1) Atenuar a situação de insolvência de governos estaduais e prefeituras;

2) Impedir o governo federal de criar novos programas e repasses de encargos aos estados e municípios - incluídos os pisos salariais de funcionários públicos -, sem os recursos correspondentes;

3) Delegar a competência do Congresso às Assembleias para legislar sobre a condução de inquéritos policiais;

4) Obrigar o governo federal a reinvestir na área de saneamento básico toda a receita de tributos recolhidos nesse setor;

5) Punir gestores federais responsáveis pelos atrasos em transferências de recursos do Sistema Único de Saúde (SUS) e de fundos de compensação de isenções fiscais concedidas às exportações.

A principal consequência desse pacote, se aprovado, será uma virtual redução do poder do Executivo, subtraindo-lhe fatias significativas do Orçamento a partir do ano que vem.

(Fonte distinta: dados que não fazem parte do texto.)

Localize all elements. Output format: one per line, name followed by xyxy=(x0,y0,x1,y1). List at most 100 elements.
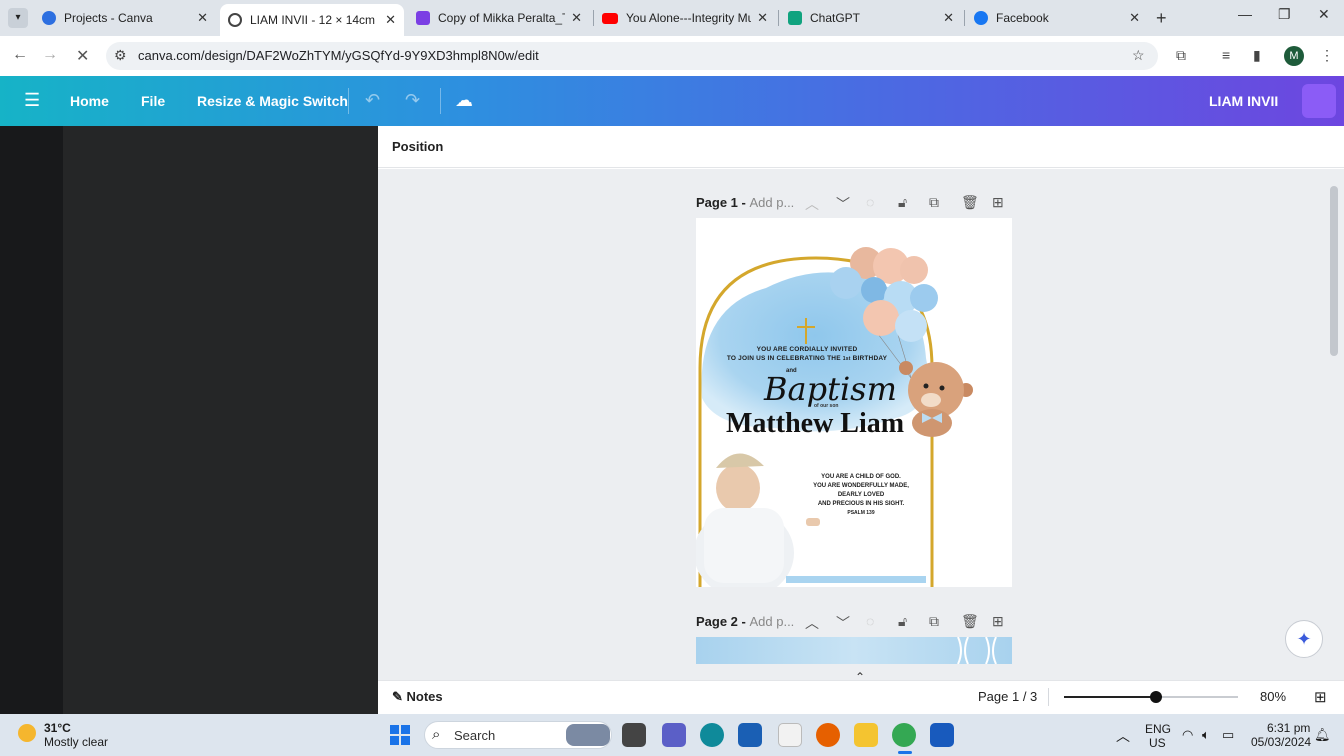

Esse ativismo legislativo atende a múltiplas conveniências de alguns partidos governistas e da oposição em geral, de governadores e de prefeitos que pretendem ter influência nas próximas eleições. O objetivo comum é a ampliação do isolamento político do PT e do governo Dilma Rousseff.

Pelo PMDB, a iniciativa é dos presidentes do Senado, Renan Calheiros (AL), e da Câmara, Eduardo Cunha (RJ), com discreto aval do vice-presidente da República Michel Temer (SP).

Calheiros e Cunha combinaram duas formas básicas de procedimento: atuação conjunta, sem competição e com foco na agilização das decisões sobre projetos considerados prioritários, com algumas votações começando na Câmara e outras no Senado.

Pelo PSDB envolveram-se diretamente nas negociações três ex-candidatos à Presidência da República: o governador de São Paulo, Geraldo Alckmin, e o senadores Aécio Neves e José Serra.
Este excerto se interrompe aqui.